Chicago, which maintained a one-game lead in the American League Central following Detroit's 5-3 victory in Cleveland, has now won 21 of its last 27 games and a franchise-record nine straight series against Minnesota.
Liriano held his former teammates to just two runs on Plouffe's 22nd homer. The left-hander walked two batters and hit another, but struck out nine of the 24 batters he faced.
Improved command was Liriano's key.
"I had better location with my pitches today," Liriano said. "I was getting ahead in the count early and they were swinging early, too. Pitching's all about location. When you have pretty good location, you're going to get better results."
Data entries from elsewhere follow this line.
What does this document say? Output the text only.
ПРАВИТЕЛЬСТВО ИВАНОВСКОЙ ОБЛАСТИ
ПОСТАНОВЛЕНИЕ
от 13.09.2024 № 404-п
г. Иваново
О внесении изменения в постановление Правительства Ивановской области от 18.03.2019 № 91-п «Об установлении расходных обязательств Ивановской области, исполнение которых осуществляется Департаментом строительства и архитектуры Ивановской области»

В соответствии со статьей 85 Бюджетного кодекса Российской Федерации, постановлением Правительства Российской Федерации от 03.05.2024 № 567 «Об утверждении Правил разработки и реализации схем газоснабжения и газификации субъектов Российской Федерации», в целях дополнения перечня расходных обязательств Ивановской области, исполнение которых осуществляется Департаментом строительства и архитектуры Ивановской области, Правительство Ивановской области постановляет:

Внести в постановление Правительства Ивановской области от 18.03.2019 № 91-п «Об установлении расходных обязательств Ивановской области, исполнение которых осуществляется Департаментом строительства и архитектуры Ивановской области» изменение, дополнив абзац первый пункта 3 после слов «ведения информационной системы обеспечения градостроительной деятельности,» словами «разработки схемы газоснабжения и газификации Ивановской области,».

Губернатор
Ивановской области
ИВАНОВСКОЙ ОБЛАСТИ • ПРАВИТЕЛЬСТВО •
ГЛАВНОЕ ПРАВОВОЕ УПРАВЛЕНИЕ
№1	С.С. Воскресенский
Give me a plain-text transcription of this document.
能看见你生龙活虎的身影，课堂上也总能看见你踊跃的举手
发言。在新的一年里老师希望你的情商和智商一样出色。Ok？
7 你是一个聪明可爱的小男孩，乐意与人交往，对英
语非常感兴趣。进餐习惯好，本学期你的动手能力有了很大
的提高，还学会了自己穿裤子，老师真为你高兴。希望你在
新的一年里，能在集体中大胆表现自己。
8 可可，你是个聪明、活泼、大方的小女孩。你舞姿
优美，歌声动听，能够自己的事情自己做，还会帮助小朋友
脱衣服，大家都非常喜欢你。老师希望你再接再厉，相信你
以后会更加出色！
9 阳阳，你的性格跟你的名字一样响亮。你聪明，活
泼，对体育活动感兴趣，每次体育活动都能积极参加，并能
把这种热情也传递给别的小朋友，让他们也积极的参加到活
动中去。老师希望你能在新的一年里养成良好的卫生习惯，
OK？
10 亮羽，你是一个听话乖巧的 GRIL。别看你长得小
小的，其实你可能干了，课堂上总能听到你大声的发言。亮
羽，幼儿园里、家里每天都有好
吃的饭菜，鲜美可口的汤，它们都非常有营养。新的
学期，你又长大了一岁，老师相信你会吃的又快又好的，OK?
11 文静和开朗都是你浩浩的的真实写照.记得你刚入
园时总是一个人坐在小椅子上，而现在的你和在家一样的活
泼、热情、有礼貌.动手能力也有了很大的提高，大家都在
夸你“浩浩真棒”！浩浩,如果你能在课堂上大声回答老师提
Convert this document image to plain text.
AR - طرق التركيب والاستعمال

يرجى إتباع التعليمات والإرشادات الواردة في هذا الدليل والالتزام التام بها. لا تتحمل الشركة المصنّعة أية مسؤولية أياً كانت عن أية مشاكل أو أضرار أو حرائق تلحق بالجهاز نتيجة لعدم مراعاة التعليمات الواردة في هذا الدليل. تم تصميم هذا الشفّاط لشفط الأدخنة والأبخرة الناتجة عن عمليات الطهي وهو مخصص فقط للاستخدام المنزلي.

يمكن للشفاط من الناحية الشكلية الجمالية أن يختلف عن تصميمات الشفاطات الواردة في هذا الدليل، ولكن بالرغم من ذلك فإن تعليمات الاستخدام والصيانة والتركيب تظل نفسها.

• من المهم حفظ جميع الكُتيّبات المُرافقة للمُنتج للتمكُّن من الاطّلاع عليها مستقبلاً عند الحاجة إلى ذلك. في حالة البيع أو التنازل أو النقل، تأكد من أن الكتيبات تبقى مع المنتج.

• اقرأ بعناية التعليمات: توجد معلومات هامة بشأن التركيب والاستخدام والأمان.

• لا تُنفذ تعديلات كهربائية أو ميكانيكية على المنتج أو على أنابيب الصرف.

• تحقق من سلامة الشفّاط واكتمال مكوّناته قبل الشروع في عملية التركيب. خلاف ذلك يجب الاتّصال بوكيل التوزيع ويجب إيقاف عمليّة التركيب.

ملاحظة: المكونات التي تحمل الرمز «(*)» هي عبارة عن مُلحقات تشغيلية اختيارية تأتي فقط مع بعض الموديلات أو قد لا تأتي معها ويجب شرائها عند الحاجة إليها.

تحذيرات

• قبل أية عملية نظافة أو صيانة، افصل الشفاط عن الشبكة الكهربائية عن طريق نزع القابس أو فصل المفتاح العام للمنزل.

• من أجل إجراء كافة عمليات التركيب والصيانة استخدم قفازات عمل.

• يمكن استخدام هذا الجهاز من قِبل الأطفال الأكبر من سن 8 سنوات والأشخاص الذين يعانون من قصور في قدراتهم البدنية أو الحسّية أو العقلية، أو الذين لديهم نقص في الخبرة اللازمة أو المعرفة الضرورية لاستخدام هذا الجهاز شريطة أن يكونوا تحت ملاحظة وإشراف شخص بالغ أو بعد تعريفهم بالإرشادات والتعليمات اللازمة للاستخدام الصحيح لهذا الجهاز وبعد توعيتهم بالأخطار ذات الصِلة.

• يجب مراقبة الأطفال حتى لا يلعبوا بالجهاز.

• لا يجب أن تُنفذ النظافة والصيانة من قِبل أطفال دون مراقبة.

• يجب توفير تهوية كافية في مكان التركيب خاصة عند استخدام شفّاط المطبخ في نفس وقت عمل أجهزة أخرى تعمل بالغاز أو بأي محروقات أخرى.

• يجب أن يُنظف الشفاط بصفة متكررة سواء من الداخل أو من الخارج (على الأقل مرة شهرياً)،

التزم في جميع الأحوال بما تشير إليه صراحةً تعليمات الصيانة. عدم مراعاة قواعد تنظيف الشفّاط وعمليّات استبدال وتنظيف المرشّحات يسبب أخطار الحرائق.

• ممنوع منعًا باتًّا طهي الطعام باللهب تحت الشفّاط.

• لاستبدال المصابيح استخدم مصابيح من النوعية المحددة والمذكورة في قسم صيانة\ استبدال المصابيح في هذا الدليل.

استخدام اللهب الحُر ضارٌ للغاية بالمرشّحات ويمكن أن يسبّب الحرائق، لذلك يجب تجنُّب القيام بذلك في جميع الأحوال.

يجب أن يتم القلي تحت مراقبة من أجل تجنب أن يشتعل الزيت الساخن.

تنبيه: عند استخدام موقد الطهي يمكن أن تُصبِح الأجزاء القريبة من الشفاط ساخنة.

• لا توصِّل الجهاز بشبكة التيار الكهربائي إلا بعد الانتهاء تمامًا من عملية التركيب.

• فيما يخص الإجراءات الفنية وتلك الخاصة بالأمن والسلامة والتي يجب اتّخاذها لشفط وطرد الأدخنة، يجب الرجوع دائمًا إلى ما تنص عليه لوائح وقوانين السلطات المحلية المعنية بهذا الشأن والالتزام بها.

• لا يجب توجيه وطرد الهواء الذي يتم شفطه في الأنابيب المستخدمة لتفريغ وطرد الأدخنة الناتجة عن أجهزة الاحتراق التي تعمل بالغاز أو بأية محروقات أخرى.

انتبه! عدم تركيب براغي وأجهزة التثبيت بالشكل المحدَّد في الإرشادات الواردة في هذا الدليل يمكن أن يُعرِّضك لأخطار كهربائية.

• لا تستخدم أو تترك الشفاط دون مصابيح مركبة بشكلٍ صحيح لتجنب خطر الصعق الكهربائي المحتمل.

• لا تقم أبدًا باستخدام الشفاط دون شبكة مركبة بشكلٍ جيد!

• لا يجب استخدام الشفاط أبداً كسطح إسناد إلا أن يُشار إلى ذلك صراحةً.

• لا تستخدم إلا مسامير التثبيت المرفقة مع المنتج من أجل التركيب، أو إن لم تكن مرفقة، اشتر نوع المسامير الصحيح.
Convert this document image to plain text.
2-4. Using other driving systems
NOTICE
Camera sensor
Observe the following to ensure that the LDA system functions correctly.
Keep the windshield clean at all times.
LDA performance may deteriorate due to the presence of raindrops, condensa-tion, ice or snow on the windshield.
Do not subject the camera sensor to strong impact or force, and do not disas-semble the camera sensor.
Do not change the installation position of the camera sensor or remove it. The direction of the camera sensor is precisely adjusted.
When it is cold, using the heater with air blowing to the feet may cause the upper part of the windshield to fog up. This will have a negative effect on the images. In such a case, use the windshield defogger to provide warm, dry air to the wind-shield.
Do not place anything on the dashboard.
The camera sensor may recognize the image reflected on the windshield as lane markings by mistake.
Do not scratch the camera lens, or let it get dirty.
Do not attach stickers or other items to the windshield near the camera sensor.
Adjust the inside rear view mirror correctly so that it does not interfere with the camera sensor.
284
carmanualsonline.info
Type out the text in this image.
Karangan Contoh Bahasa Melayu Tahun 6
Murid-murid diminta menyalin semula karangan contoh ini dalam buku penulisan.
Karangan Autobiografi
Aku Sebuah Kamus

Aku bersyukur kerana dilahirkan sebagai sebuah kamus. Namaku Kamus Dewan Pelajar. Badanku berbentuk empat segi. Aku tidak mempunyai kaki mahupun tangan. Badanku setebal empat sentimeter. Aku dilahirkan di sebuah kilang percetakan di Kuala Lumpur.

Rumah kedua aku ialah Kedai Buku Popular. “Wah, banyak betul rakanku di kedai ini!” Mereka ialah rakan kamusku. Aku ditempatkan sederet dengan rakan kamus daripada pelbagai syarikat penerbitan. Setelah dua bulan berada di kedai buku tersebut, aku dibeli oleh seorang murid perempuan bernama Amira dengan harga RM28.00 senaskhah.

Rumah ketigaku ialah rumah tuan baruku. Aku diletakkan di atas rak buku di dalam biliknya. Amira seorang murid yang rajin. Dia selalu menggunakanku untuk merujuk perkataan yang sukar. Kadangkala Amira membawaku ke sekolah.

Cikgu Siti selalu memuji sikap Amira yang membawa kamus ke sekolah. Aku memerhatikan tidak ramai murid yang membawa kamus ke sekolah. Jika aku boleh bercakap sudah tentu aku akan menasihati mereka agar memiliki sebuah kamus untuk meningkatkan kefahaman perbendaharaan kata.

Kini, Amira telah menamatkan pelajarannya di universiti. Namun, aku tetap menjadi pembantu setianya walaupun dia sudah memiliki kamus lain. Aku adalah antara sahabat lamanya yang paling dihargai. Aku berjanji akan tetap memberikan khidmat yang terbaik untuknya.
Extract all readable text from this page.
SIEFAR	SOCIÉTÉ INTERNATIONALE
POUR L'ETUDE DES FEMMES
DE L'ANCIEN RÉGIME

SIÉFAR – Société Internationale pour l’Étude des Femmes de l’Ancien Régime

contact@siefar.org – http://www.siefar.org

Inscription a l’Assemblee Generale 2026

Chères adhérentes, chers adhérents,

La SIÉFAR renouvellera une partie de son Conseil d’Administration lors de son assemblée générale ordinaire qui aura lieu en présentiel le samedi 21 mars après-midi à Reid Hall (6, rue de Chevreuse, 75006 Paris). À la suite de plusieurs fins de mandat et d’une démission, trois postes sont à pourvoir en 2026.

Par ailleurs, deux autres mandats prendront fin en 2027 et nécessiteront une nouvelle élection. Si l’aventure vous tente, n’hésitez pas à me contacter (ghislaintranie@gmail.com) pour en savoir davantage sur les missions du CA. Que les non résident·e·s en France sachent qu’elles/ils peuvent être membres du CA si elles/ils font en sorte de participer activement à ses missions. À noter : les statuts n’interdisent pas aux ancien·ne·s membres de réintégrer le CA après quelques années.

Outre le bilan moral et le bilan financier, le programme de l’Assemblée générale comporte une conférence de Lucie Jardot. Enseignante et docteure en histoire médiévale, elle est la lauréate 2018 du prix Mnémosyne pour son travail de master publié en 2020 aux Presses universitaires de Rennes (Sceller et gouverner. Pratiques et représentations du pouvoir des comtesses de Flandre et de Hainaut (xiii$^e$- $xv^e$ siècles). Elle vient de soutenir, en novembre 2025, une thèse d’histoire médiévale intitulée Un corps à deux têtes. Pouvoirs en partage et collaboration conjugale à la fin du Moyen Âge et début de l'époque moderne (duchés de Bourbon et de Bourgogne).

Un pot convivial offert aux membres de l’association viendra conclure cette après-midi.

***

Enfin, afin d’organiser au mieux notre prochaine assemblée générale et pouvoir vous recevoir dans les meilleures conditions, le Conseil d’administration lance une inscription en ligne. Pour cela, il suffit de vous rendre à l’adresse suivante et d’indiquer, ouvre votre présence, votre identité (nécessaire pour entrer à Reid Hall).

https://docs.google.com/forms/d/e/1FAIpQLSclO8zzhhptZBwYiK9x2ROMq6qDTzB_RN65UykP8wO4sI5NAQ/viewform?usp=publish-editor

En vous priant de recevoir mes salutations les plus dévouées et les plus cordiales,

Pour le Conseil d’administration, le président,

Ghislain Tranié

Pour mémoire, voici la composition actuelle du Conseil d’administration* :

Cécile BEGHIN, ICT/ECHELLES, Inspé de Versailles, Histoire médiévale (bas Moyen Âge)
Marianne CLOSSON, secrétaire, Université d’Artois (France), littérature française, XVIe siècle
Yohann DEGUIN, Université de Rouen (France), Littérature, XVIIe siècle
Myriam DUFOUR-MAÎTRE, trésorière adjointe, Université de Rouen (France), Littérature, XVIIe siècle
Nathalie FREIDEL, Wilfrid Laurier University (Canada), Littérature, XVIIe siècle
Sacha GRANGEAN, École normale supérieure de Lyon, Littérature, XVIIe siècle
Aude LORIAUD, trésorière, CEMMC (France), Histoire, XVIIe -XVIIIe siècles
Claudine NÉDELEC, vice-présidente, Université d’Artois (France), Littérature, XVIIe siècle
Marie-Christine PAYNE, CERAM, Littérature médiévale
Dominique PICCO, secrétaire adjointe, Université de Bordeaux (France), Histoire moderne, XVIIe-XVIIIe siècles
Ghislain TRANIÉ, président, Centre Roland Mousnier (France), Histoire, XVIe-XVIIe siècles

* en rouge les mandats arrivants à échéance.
He threw a no-hitter as a member of the Twins against the White Sox in Chicago on May 3, 2011. But Liriano said the thought of throwing another didn't creep into his mind, even as he carried a no-hitter into the seventh.
"To be honest, I wasn't thinking about a no-hitter," Liriano said. "I was just trying to go deep in the game and give us a chance to win the ballgame."
Chicago's offense also did little, but five runs on five hits were enough to back up Liriano's stellar showing. Minnesota shortstop Pedro Florimon bobbled Paul Konerko's apparent double-play grounder in the first, settling for one out and letting Kevin Youkilis score the game's first run. Youkilis reached on a walk earlier in the inning.
The White Sox added two more on Konerko's 23rd home run in the third inning. Konerko's 48th career home run against the Twins also drove in Adam Dunn, who walked in his second plate appearance in his first game after missing seven in a row. Dunn, who has been nursing a strained right oblique, went 2-for-3, singling in the first and doubling in the eighth.
Manager Robin Ventura used Jose Lopez to replace Dunn as a pinch-runner after his double, but Dunn felt fine in his first game since Sept. 5.
"I woke up this morning like it was Opening Day," Dunn said. "I was really excited to get here because I knew I was playing. To be honest with you, I had no idea what to expect. I went in with kind of a game plan and I didn't have any expectations or anything like that. Just wanted to get out there and play."
Gordon Beckham drove in Dayan Viciedo with a two-out single in the fourth and Orlando Hudson, who walked, scored Chicago's final run in the ninth when Alexei Ramirez drove him in with a single.
Chicago's ability to score without relying on the home run was encouraging. Only three of Chicago's 11 runs in the first two games of the series came via the long ball.
"I'm also pleased with being able to scratch across a couple runs, even late," Ventura said. "That run [scored by Hudson] becomes important. That's how you continue winning games."
Twins center fielder Ben Revere robbed the White Sox of at least one additional run in the eighth. Revere completed an impressive over-the-shoulder catch of A.J. Pierzynski's drive to the warning track, taking away what would have likely been an extra-base hit and stranding White Sox runners on the corners.
Jesse Crain struck out two in a scoreless eighth before closer Addison Reed made things interesting when he was handed a 5-2 lead in the bottom of the ninth. Revere earned a leadoff walk and Denard Span -- pinch-hitting for former White Sox infielder Eduardo Escobar -- lined a single to center. Josh Willingham worked a 3-2 count against Reed, then walked to load the bases for Justin Morneau.
Ventura removed Reed before he could record an out, pulling him in favor of Matt Thornton to get a lefty-versus-lefty matchup. It was apparently the right move, as Thornton induced a 6-4-3 double-play ball from Morneau that scored Revere. Then Plouffe grounded out against Thornton to end the game.
Liriano had been sent to the bullpen earlier in the week as his start was skipped in favor of Gavin Floyd. He had been 0-1 with a 6.43 ERA over his last three starts, which saw him walk 15 batters in 14 innings.
Suffice to say that Saturday's performance was a nice way to rebound.
"When he's throwing his slider and his changeup over and his fastball like that it's tough," Twins manager Ron Gardenhire said of his former pitcher. "We've all seen it. We've seen him dominate teams, just dominate them. So we've seen it on our side.
"But we've also seen him have trouble finding the strike zone, so anything Frankie does, we've seen it one way or another."